MassHunter Qualitative Analysis ソフトウェアは、データベースにて MS レベルの一致を検出した場合に、スペクトルライブラリ内の同じデータファイルから MS/MS スペクトルを検索できます。図 4 に、MDMA の陽性ヒットに対して取得された MS/MS スペクトルを、そのライブラリ検索の比較と共に示します。MS/MS スペクトルのフラグメントに対して 5 ppm より優れた精密質量の一致は、このヒットが真陽性であることについて高い信頼性を示します。

包括的な分析と適切な結果

LC/Q-TOF 分析でのこの自動化スクリーニングアプローチを、精密質量データベースと MS/MS ライブラリ両方の検索と組み合わせて使用すると、次のことが実現します。
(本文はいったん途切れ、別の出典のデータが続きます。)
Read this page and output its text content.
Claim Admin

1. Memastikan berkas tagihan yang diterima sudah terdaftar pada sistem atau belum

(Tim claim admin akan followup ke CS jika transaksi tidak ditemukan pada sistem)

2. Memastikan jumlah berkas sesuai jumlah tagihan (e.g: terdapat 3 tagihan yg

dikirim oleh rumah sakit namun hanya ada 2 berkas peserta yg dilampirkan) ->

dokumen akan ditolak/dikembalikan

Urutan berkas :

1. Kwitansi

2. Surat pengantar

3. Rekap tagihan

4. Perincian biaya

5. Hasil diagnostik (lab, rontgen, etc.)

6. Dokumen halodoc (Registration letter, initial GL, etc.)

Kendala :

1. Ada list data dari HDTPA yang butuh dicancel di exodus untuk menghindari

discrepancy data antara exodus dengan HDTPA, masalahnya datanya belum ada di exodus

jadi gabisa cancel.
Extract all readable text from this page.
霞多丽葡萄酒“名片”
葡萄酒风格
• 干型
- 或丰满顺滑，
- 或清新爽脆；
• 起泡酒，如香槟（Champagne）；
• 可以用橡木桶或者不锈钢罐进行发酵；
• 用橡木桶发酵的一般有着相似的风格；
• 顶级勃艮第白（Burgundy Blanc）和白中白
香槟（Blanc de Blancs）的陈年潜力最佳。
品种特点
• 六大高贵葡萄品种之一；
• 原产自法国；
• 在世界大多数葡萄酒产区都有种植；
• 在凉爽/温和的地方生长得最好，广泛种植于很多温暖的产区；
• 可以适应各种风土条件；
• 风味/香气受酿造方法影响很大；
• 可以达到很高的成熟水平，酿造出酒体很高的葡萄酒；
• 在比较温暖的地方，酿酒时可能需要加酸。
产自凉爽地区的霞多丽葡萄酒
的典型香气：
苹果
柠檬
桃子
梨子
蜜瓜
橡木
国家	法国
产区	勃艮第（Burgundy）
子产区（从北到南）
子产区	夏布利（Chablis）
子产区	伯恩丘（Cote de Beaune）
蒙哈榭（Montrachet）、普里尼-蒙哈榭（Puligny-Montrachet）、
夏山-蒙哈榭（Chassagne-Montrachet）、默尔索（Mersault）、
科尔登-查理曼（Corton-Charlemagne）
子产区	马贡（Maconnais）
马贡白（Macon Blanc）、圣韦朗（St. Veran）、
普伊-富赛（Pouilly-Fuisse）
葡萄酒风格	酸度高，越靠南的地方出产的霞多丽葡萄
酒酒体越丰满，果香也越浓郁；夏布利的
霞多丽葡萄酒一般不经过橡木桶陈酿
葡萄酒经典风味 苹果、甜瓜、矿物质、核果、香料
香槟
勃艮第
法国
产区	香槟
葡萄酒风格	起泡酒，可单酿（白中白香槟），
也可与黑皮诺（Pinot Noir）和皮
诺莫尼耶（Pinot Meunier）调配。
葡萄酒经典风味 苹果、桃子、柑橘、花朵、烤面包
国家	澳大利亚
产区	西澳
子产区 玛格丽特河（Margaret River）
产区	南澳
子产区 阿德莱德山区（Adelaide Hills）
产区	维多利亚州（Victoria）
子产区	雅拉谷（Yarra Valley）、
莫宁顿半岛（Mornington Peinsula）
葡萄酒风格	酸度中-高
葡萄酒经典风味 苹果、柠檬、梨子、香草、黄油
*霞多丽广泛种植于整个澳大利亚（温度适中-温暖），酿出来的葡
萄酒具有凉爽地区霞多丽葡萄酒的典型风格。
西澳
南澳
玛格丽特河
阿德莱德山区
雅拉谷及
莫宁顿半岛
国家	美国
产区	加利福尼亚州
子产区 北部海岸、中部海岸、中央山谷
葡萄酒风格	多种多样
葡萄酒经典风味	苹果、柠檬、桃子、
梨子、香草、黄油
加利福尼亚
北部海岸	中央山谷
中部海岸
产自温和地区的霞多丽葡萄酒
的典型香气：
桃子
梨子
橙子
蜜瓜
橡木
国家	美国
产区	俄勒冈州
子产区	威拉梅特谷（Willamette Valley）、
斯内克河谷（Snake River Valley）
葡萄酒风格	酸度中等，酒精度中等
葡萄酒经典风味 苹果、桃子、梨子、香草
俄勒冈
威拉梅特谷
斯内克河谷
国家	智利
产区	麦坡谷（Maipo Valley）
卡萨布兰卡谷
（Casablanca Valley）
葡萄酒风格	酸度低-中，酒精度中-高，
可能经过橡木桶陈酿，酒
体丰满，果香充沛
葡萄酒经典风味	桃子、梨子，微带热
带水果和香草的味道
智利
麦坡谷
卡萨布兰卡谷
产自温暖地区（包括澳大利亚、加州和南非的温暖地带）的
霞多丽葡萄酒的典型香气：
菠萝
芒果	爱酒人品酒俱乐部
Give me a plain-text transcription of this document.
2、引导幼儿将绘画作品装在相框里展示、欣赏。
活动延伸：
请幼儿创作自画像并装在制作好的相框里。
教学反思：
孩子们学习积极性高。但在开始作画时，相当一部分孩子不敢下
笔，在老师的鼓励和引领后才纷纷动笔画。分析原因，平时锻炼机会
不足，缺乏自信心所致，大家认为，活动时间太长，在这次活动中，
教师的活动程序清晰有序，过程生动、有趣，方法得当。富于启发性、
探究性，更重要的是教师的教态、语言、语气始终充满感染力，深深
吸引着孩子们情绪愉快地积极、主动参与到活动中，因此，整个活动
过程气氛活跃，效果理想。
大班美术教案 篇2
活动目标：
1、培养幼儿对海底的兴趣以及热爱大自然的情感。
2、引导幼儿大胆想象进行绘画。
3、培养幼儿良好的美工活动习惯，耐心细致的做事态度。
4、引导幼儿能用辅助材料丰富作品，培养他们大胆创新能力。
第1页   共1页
  • 複雑な生体マトリクス中の対象および非対象化合物のデータマイニング機能
  • 幅広い毒素と薬物に対応
  • スペクトルライブラリ検索によって疑陽性が削減されることによる、同定における高い信頼性

法医学/毒物学スクリーニングを実行する場合は、技術資料 5990-4252EN を読んで、Agilent MassHunter Personal Forensics and Toxicology Database Kit について理解してください。2010 年後半に発表される MassHunter Personal Forensics and Toxicology Database 用 MS/MS ライブラリにご期待ください。